While several urine biomarkers have been approved by the US Food and Drug Administration and are commercially available, they are not recommended by urologic societies for routine clinical management of bladder cancer or for screening of high-risk populations, the IARC authors point out.
Evidence From Clinical Trials
The DIAGURO study (EBioMedicine 2019 Jun;44:431-438), which was conducted in France, included 93 patients diagnosed with primary or recurrent bladder cancer (urothelial carcinoma) and 94 patients diagnosed with other types of urologic conditions.
The uTERTpm biomarker was assessed in urine samples with the UroMuTERT assay.
Results showed that 87% of patients with bladder cancer tested positive for the marker. In addition, 95% of those lacking any sign of bladder cancer tested negative for the marker.
The Golestan Cohort Study (EBioMedicine 2020 Mar;53:102643), which was conducted in Iran, involved 50,045 individuals aged 40 to 75 years. The participants, who were recruited in 2004–2008, gave a urine sample at the time of their recruitment and were followed for 14 years.
The uTERTpm biomarker was assessed in the urine of the 38 participants who developed primary bladder cancer (urothelial carcinoma) during the follow-up and in the urine of 152 healthy control persons. The uTERTpm biomarker was assessed with two independent methods: the UroMuTERT, and droplet digital PCR (ddPCR) assay.
The results showed that 46.7% of participants who were initially asymptomatic and then developed bladder cancer during the follow-up tested positive for the marker.

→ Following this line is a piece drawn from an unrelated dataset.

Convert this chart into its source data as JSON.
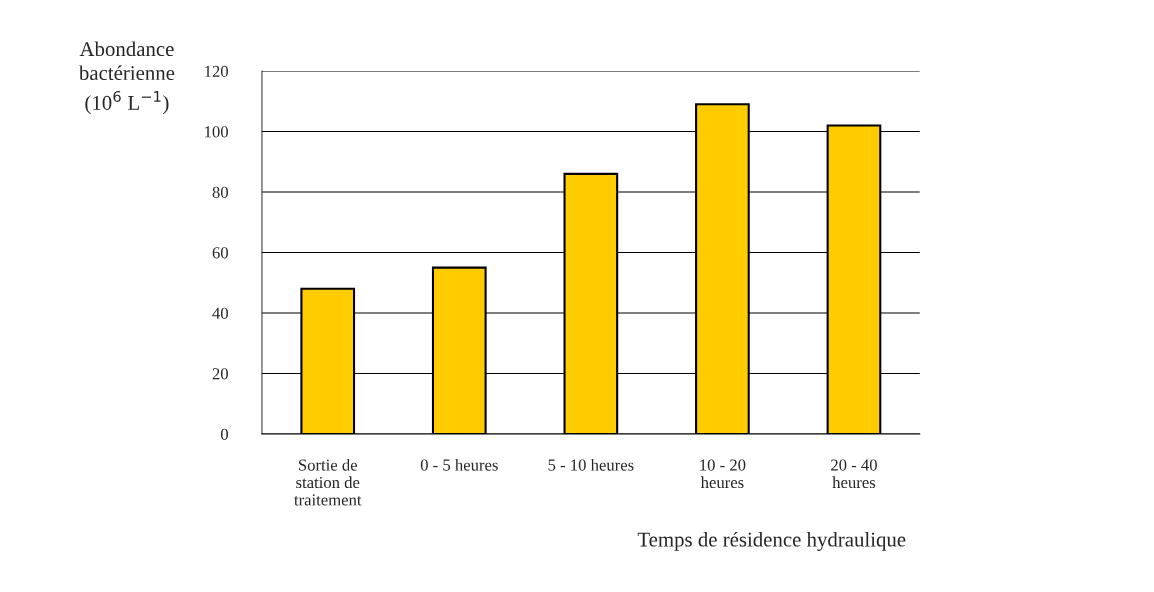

The study authors note that uTERTpm was detected in urine samples up to 10 years before the diagnosis of bladder cancer.
In contrast, all of the individuals who did not develop bladder cancer tested negative for the marker.
Validating the uTERTpm as a urinary biomarker in international studies would provide valuable information to aid in its clinical implementation, which could include screening strategies for high-risk groups, the IARC authors comment. There are also possible long-term public health and economic benefits, including improved detection of early-stage bladder cancer, reduction of the numbers of unnecessary cystoscopy procedures for patients with a negative uTERTpm test result, and improved surveillance for bladder cancer recurrence.
“The uTERTpm test could provide a cost-effective alternative to invasive examinations for the detection and monitoring of bladder cancer, leading to improved quality of life for patients and reduced health-related costs,” Emmanuel Vian, MD, a urologist at the Protestant Clinic of Lyon, France, and co-principal investigator of the DIAGURO study, said in a statement.
“We, therefore, call on funders to support more research to validate uTERTpm as a urinary biomarker for the detection of bladder cancer in order to aid its clinical implementation as soon as possible,” the IARC said in its statement.